US Airways’ Kirby Gains $1.37 Million After Stock GainMary Schlangenstein
US Airways Group Inc. President Scott Kirby, who has helped lead the carrier’s push for a merger with bankrupt AMR Corp.’s American Airlines, earned a $1.37 million profit from a sale of the company’s stock.
The disposal of 114,862 US Airways shares occurred on Jan. 8 when the stock hit the $15 trigger price set last year when Kirby created the so-called Rule 10b5-1 plan, according to a U.S. Securities and Exchange Commission filing. The shares were valued at $3.10 when placed in the plan, the filing said.
Kirby set up the stock plan after US Airways disclosed on Jan. 25 that it was studying an American merger, two people familiar with the matter said yesterday, without giving a date. Company rules bar changing such plans once they’re created, said three people, who asked not to be identified because the matter is private. US Airways has almost doubled since Jan. 25.
Rule 10b5-1 “permits persons to trade in certain specified circumstances where it is clear that the information they are aware of is not a factor in the decision,” such as having preset terms for a sale, the SEC says on its website. The plans are often viewed as protection against insider-trading claims.
“There’s nothing wrong with them,” Bruce Vanyo, national co-head of the securities litigation practice at Katten Muchin Rosenman LLP, said in an interview today. “It was designed by the SEC quite a while ago to allow executives where their only asset is stock of the company to be able to diversify safely without risk of being accused of insider trading. It has a bona fide purpose.”
Use of the plans is “quite prevalent,” Vanyo said, although no one knows for certain how many exist because they aren’t disclosed unless the sale of stock by a corporate officer or director requires an SEC filing.
US Airways declined to comment about Kirby’s sale, said Kelly Sullivan, a spokeswoman for the Tempe, Arizona-based airline who works for public-relations firm Joele Frank, Wilkinson Brimmer Katcher.

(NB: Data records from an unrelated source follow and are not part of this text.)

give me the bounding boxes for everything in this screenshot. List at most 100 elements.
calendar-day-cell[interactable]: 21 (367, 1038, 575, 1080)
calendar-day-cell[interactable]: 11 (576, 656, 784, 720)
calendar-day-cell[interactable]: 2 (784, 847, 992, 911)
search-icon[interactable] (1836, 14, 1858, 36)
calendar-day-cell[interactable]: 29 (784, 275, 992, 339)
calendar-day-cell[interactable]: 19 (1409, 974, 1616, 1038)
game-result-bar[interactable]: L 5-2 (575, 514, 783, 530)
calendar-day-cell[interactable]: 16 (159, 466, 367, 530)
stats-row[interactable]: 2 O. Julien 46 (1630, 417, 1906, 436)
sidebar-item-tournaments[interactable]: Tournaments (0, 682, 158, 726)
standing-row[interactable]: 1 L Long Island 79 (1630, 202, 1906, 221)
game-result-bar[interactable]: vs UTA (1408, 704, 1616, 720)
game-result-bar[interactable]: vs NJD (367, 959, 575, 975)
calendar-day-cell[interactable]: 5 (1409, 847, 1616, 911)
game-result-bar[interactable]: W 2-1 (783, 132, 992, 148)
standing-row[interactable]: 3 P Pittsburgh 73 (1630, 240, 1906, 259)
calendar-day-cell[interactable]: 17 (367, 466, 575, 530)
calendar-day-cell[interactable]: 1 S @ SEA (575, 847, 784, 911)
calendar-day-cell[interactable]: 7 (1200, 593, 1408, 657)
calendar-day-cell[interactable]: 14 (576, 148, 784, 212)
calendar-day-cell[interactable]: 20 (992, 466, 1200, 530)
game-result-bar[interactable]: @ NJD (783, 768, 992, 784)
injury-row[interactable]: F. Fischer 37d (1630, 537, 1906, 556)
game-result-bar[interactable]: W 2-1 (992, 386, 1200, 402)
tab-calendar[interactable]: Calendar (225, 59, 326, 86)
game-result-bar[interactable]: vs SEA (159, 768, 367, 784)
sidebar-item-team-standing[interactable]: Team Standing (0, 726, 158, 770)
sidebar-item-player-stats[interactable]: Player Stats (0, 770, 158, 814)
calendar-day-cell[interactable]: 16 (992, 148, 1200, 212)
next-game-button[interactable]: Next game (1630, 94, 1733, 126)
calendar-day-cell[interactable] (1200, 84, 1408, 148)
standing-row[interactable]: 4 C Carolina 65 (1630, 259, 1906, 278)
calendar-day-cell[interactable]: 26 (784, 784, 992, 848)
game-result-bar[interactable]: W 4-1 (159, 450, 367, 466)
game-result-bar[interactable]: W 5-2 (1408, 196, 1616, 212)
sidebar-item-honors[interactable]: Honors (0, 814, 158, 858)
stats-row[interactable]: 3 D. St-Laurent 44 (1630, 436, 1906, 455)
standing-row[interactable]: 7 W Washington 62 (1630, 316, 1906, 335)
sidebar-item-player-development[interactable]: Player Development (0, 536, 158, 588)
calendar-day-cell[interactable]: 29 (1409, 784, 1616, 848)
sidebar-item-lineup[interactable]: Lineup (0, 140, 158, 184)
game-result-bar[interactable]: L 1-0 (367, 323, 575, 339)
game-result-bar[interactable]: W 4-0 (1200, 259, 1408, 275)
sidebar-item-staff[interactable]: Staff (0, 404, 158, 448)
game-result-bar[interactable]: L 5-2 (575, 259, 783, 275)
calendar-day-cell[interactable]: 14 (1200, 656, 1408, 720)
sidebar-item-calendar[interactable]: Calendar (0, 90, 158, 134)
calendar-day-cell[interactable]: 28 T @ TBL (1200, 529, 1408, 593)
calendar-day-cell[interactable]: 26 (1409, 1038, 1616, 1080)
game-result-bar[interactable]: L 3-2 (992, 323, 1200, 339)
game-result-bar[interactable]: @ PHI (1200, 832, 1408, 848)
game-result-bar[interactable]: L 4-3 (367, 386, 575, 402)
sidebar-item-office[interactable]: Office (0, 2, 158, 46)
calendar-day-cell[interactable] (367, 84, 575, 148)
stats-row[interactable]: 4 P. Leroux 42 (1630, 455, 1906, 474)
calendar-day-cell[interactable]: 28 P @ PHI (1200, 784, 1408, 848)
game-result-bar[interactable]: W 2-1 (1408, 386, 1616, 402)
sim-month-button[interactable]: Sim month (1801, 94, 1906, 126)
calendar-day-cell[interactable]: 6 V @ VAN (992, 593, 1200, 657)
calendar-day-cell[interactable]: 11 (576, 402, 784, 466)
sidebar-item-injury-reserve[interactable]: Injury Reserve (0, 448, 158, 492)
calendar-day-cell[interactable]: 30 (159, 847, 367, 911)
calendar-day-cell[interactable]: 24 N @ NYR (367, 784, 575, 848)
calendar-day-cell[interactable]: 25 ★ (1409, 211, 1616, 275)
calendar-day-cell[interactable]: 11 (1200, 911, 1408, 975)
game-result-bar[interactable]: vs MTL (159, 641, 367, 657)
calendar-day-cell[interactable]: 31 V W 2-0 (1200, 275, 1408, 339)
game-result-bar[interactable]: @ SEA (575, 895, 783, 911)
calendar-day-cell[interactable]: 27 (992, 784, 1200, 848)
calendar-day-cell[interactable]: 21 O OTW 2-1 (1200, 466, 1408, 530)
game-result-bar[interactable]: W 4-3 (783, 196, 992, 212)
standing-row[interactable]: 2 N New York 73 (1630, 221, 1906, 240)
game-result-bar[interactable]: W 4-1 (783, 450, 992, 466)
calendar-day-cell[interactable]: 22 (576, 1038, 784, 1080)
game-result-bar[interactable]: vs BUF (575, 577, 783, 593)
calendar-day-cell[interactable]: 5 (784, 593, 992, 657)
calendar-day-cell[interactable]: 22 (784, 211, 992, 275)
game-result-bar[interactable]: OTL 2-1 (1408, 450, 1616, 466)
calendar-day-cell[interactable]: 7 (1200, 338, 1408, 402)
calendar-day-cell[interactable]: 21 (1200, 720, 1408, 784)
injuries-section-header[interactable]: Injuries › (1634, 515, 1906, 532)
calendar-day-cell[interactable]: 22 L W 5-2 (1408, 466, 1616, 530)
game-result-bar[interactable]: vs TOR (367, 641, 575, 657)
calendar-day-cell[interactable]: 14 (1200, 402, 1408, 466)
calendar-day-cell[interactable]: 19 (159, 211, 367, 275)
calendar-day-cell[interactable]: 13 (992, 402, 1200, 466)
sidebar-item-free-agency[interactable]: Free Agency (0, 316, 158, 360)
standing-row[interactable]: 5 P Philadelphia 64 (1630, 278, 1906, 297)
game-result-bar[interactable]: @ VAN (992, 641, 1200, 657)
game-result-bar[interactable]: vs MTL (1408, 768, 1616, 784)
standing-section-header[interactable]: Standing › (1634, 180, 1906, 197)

AMR Chief Executive Officer Tom Horton has said he expects a decision to be made on a possible US Airways merger within weeks. Fort Worth, Texas-based AMR, which filed for bankruptcy protection on Nov. 29, 2011, has said it prefers to remain independent and consider mergers after it leaves Chapter 11.
A combination of American, the third-biggest U.S. carrier, and No. 5 US Airways, would pass United Continental Holdings Inc. to become the world’s largest airline, based on passenger traffic.
US Airways fell 2.4 percent to $14.78 at the close of trading in New York.